Pierre Poujade

from Wikipedia, the free encyclopedia

Pierre Poujade (born December 1, 1920 in Saint-Céré , Département Lot , † August 27, 2003 in La Bastide-l'Évêque , Département Aveyron ) was a French representative of small traders and politicians . In the 1950s he founded the short-term successful Union de défense des commerçants et artisans (UDCA, "Union for the Defense of Traders and Craftsmen"), whose variety of populism is named after him Poujadism .

Life

Youth and wartime

Poujade grew up as the youngest of seven siblings in Aurillac ( Département Cantal ). His father was a farmer's son who had risen to become an architect and a supporter of right-wing extremist Action française . He died when Poujade was eight years old. At the age of 14, the sporty boy founded an athletics club. From the age of 16 he had to provide for his own living, completed an apprenticeship as a typesetter and hired himself as a harvest helper, port and road worker. A military career with the Air Force was denied to him for health reasons. He joined the youth organization of the Parti populaire français (PPF) led by Jacques Doriot , who had changed from communist to fascist in the mid-1930s. But the young Poujade also saw a political role model in Henri Dorgères and his far-right far-right “green shirts”.

During the Second World War, Poujade was a supporter of Marshal Pétain's Vichy regime , but strictly refused to collaborate with Nazi Germany.

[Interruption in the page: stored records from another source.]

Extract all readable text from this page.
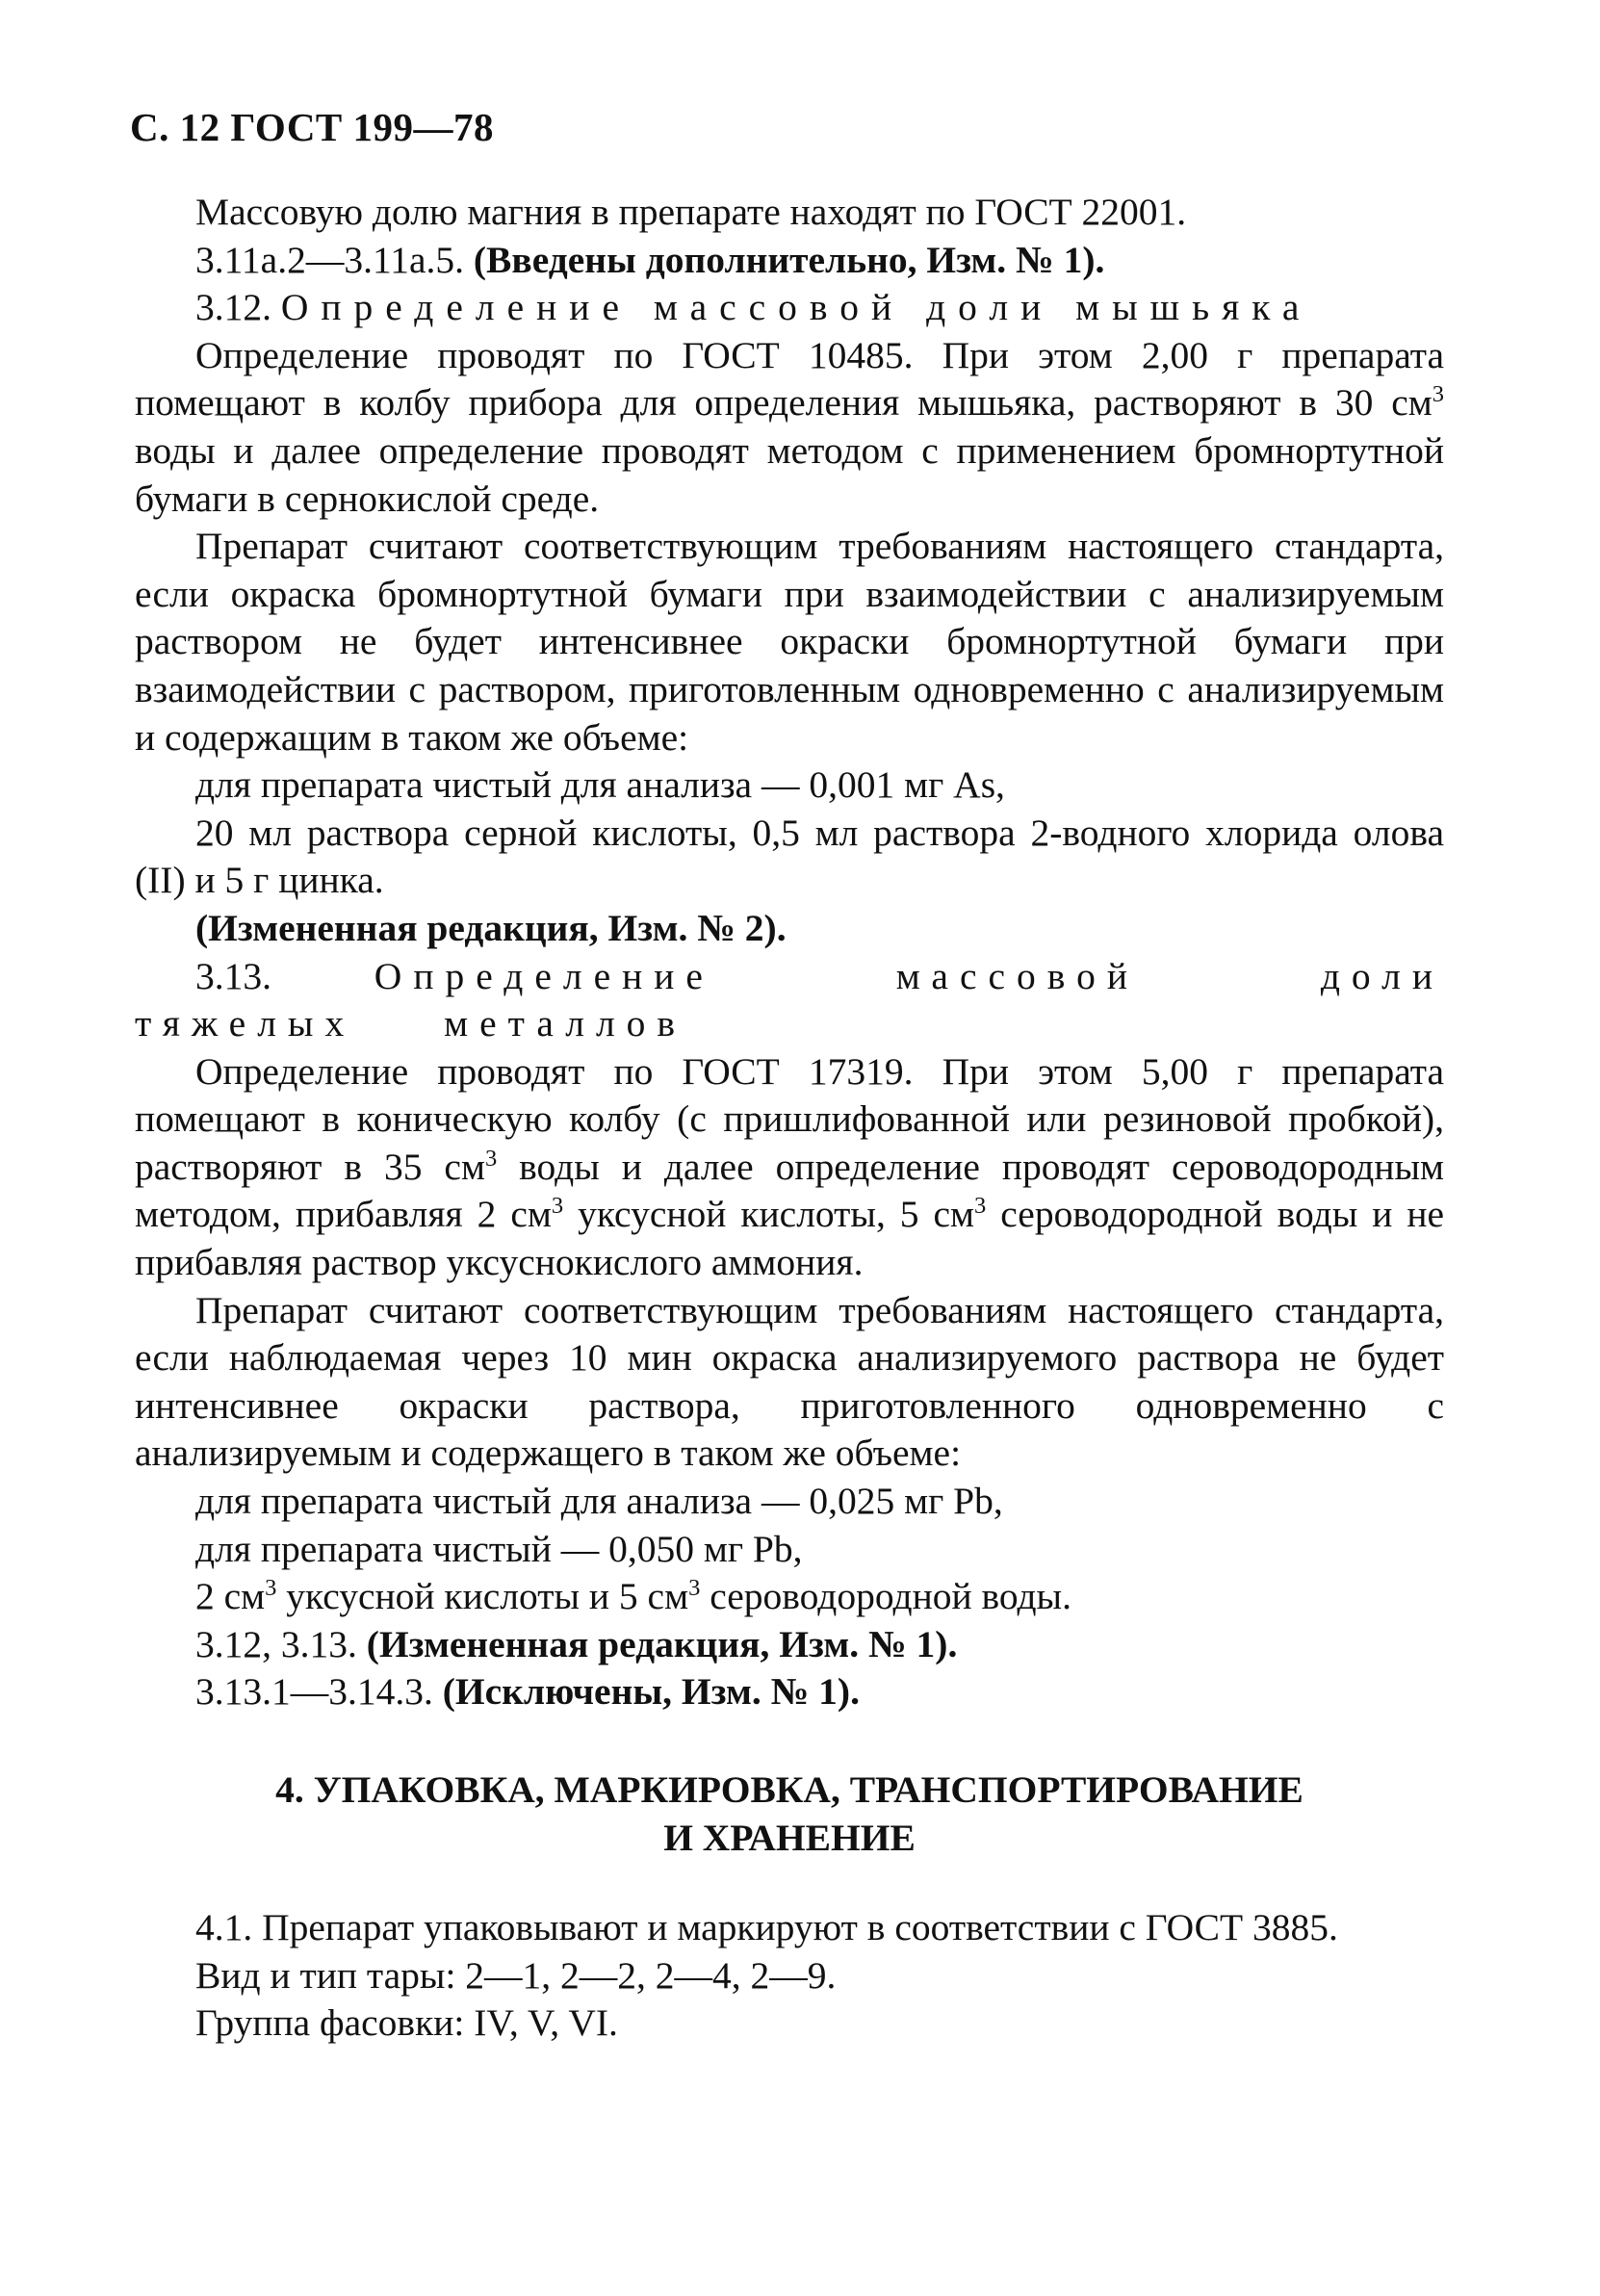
С. 12 ГОСТ 199—78

Массовую долю магния в препарате находят по ГОСТ 22001.

3.11a.2—3.11a.5. (Введены дополнительно, Изм. № 1).

3.12. Определение массовой доли мышьяка

Определение проводят по ГОСТ 10485. При этом 2,00 г препарата помещают в колбу прибора для определения мышьяка, растворяют в 30 $см^3$ воды и далее определение проводят методом с применением бромнортутной бумаги в сернокислой среде.

Препарат считают соответствующим требованиям настоящего стандарта, если окраска бромнортутной бумаги при взаимодействии с анализируемым раствором не будет интенсивнее окраски бромнортутной бумаги при взаимодействии с раствором, приготовленным одновременно с анализируемым и содержащим в таком же объеме:

для препарата чистый для анализа — 0,001 мг As,

20 мл раствора серной кислоты, 0,5 мл раствора 2-водного хлорида олова (II) и 5 г цинка.

(Измененная редакция, Изм. № 2).

3.13. Определение массовой доли тяжелых металлов

Определение проводят по ГОСТ 17319. При этом 5,00 г препарата помещают в коническую колбу (с пришлифованной или резиновой пробкой), растворяют в 35 $см^3$ воды и далее определение проводят сероводородным методом, прибавляя 2 $см^3$ уксусной кислоты, 5 $см^3$ сероводородной воды и не прибавляя раствор уксуснокислого аммония.

Препарат считают соответствующим требованиям настоящего стандарта, если наблюдаемая через 10 мин окраска анализируемого раствора не будет интенсивнее окраски раствора, приготовленного одновременно с анализируемым и содержащего в таком же объеме:

для препарата чистый для анализа — 0,025 мг Pb,

для препарата чистый — 0,050 мг Pb,

2 $см^3$ уксусной кислоты и 5 $см^3$ сероводородной воды.

3.12, 3.13. (Измененная редакция, Изм. № 1).

3.13.1—3.14.3. (Исключены, Изм. № 1).

4. УПАКОВКА, МАРКИРОВКА, ТРАНСПОРТИРОВАНИЕ

И ХРАНЕНИЕ

4.1. Препарат упаковывают и маркируют в соответствии с ГОСТ 3885.

Вид и тип тары: 2—1, 2—2, 2—4, 2—9.

Группа фасовки: IV, V, VI.
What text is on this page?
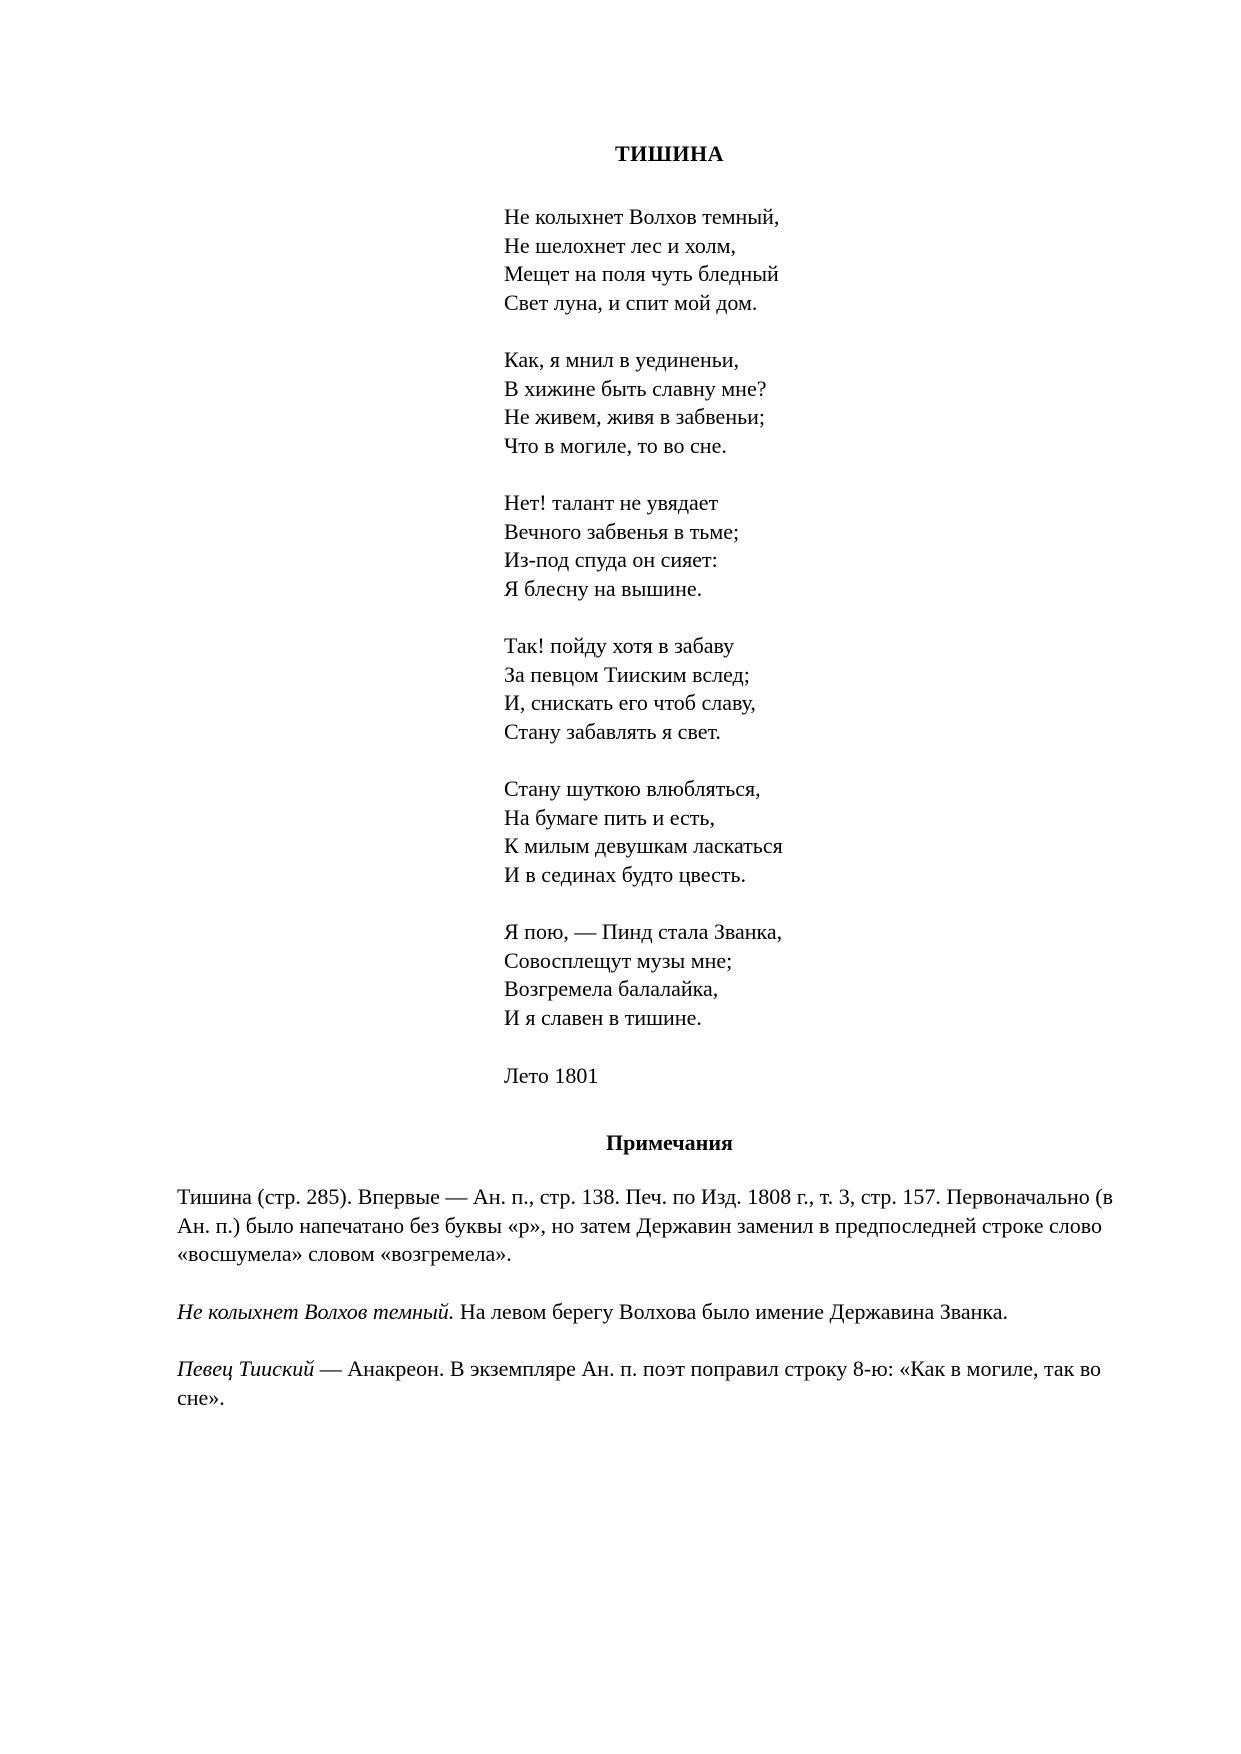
ТИШИНА
Не колыхнет Волхов темный,
Не шелохнет лес и холм,
Мещет на поля чуть бледный
Свет луна, и спит мой дом.
Как, я мнил в уединеньи,
В хижине быть славну мне?
Не живем, живя в забвеньи;
Что в могиле, то во сне.
Нет! талант не увядает
Вечного забвенья в тьме;
Из-под спуда он сияет:
Я блесну на вышине.
Так! пойду хотя в забаву
За певцом Тииским вслед;
И, снискать его чтоб славу,
Стану забавлять я свет.
Стану шуткою влюбляться,
На бумаге пить и есть,
К милым девушкам ласкаться
И в сединах будто цвесть.
Я пою, — Пинд стала Званка,
Совосплещут музы мне;
Возгремела балалайка,
И я славен в тишине.
Лето 1801
Примечания

Тишина (стр. 285). Впервые — Ан. п., стр. 138. Печ. по Изд. 1808 г., т. 3, стр. 157. Первоначально (в Ан. п.) было напечатано без буквы «р», но затем Державин заменил в предпоследней строке слово «восшумела» словом «возгремела».

Не колыхнет Волхов темный. На левом берегу Волхова было имение Державина Званка.

Певец Тииский — Анакреон. В экземпляре Ан. п. поэт поправил строку 8-ю: «Как в могиле, так во сне».
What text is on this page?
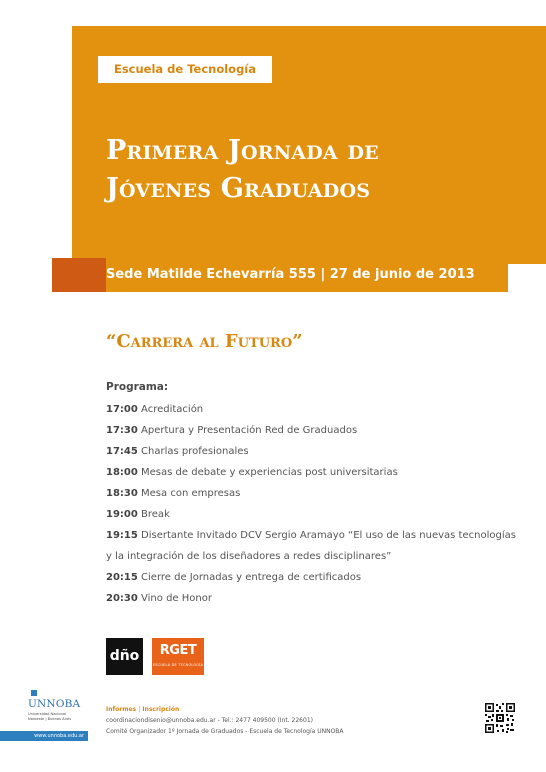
Escuela de Tecnología
Primera Jornada de
Jóvenes Graduados
Sede Matilde Echevarría 555 | 27 de junio de 2013
“Carrera al Futuro”
Programa:
17:00 Acreditación
17:30 Apertura y Presentación Red de Graduados
17:45 Charlas profesionales
18:00 Mesas de debate y experiencias post universitarias
18:30 Mesa con empresas
19:00 Break
19:15 Disertante Invitado DCV Sergio Aramayo “El uso de las nuevas tecnologías
y la integración de los diseñadores a redes disciplinares”
20:15 Cierre de Jornadas y entrega de certificados
20:30 Vino de Honor
dño	RGET
ESCUELA DE TECNOLOGÍA
UNNOBA
Universidad Nacional
Noroeste | Buenos Aires
www.unnoba.edu.ar
Informes | Inscripción
coordinaciondisenio@unnoba.edu.ar - Tel.: 2477 409500 (Int. 22601)
Comité Organizador 1º Jornada de Graduados - Escuela de Tecnología UNNOBA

He took on a management position at the Compagnons de France , a youth organization in the unoccupied zone of France. After the Germans marched into them in November 1942, Poujade made his way to North Africa, where he wanted to join the Resistance and fight against Germany on the side of the Allies. There he met Yvette Seva, who was French from Algeria and a Communist daughter, whom he married in July 1944. Poujade briefly stayed in a Royal Air Force training camp in England, where he was to be trained as a pilot.

The war ended, however, and Poujade returned to his native Saint-Céré, where he started his own business as a publishing representative and started a family with Yvette (five children). He later opened a stationery store (hence his nickname "le papetier de Saint-Céré").

Political career with the UDCA

Poujade was elected to the local council of Saint-Céré in the local elections in the spring of 1953. On June 23, 1953, he organized a strike by local small traders against the tax office for the first time. Businessmen's dissatisfaction with the tax system, which was perceived as unjust, led to the founding of the Union de défense des commerçants et artisans (UDCA, Union for the Defense of Traders and Craftsmen) in 1955 , named after its founder and chairman, the Poujadist movement.

In addition to the fight against the “Fiscal Gestapo”, the party also campaigned for the Algerian-French and had no fear of contact with anti-Semites. In 1956 she achieved 11.6% of the vote and was able to send 52 members to the National Assembly, including Jean-Marie Le Pen . However, as early as 1957, Poujade broke with Le Pen, who wanted to take a more radical direction. After Charles de Gaulle's return in 1958, the party fell back into insignificance.

After the poujadism wave

Pierre Poujade headed the UDCA until 1983. From 1984 he was vice-president of the Confédération des syndicats producteurs de plantes alcooligènes (CAIPER).

Although he belongs to the political right, he has supported the eventual winner every time in presidential elections ( Charles de Gaulle , Georges Pompidou , Valéry Giscard d'Estaing , François Mitterrand and Jacques Chirac ). The only exception was in 2002 when he campaigned for Jean-Pierre Chevènement . In view of the strong performance of Jean-Marie Le Pen in this election, Poujade declared it the greatest mistake of his life to have put him up as a candidate for his movement in 1956 and thus kicked off his political career.

literature

Individual evidence

  1. ^ Romain Souillac: Le mouvement Poujade. De la defense professionnelle au populisme nationaliste, 1953–1962. Presses de Sciences Po, Paris 2007, p. 32.
  2. ^ Douglas Johnson: Obituary - Pierre Poujade. Shooting star of a 1950s small traders' revolt. In: The Guardian (online), August 28, 2003.
  3. Karin Priester: Populism. Historical and current manifestations. Campus Verlag, Frankfurt / New York 2007, pp. 144–145.
  4. Karin Priester: Populism. Historical and current manifestations. Campus Verlag, Frankfurt / New York 2007, p. 145.
  5. ^ JG Shields: The Extreme Right in France. From Pétain to Le Pen. Routledge, Abingdon (Oxon) / New York 2007, pp. 76-77.
  6. ^ Paul Webster: Le Pen's ex- mentor regrets rise of 'liar'. In: The Guardian , April 28, 2002.